I am so with you on the guessing game, aka: reading with 6 year old boys! My son is a world class guesser. Too bad there’s not a category and subsequent grade for faking out your 1st grade teacher – he would earn an “O” in that one!
I have a soft spot for Biscuit because we went to a book fair when Mega Boy was 3-ish and was TERRIFIED of anyone in a fuzzy costume, and someone at the book fair was in a Biscuit costume and Mega Boy was brave and SPOKE to Biscuit and actually STALKED Biscuit for the entire day and we bought several Biscuit books to celebrate and the author was there…along with the girl who was the model for the girl-with-no-name in the books.

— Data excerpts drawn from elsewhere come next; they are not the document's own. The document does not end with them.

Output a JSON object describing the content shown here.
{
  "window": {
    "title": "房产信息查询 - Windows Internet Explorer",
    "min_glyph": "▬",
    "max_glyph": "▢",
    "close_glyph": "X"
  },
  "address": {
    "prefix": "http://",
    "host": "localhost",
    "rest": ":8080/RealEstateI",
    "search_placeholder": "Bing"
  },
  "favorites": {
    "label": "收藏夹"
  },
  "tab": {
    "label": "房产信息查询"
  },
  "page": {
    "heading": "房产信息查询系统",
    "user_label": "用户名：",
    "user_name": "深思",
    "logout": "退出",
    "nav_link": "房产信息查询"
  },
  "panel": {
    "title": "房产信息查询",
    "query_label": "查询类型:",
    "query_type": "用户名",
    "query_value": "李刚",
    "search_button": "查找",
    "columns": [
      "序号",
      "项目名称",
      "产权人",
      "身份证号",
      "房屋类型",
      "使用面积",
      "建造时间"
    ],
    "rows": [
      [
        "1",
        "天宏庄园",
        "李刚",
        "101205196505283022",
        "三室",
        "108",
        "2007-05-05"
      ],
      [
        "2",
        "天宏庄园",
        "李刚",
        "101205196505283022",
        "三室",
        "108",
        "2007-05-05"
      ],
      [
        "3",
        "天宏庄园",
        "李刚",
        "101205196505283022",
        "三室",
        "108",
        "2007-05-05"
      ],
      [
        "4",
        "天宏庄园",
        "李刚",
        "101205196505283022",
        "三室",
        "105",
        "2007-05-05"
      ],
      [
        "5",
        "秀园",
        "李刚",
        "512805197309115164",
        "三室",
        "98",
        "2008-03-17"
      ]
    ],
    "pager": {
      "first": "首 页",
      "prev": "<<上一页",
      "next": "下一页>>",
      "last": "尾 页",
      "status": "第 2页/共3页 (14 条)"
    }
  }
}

And despite all that, I’m with you. These books are pretty dull. But still, Mega Boy loves ’em. We just ordered one from the Scholastic Club.
I think Monkey’s motivation to read is hysterical, and I can just picture him sitting there guessing at every w word, lol!!!
Oh, I hear ya! I have one of those fish with heads served up in my firstborn. That was a slap!
My second born is like me but even more annoying and my third is totally his OWN kid altogether.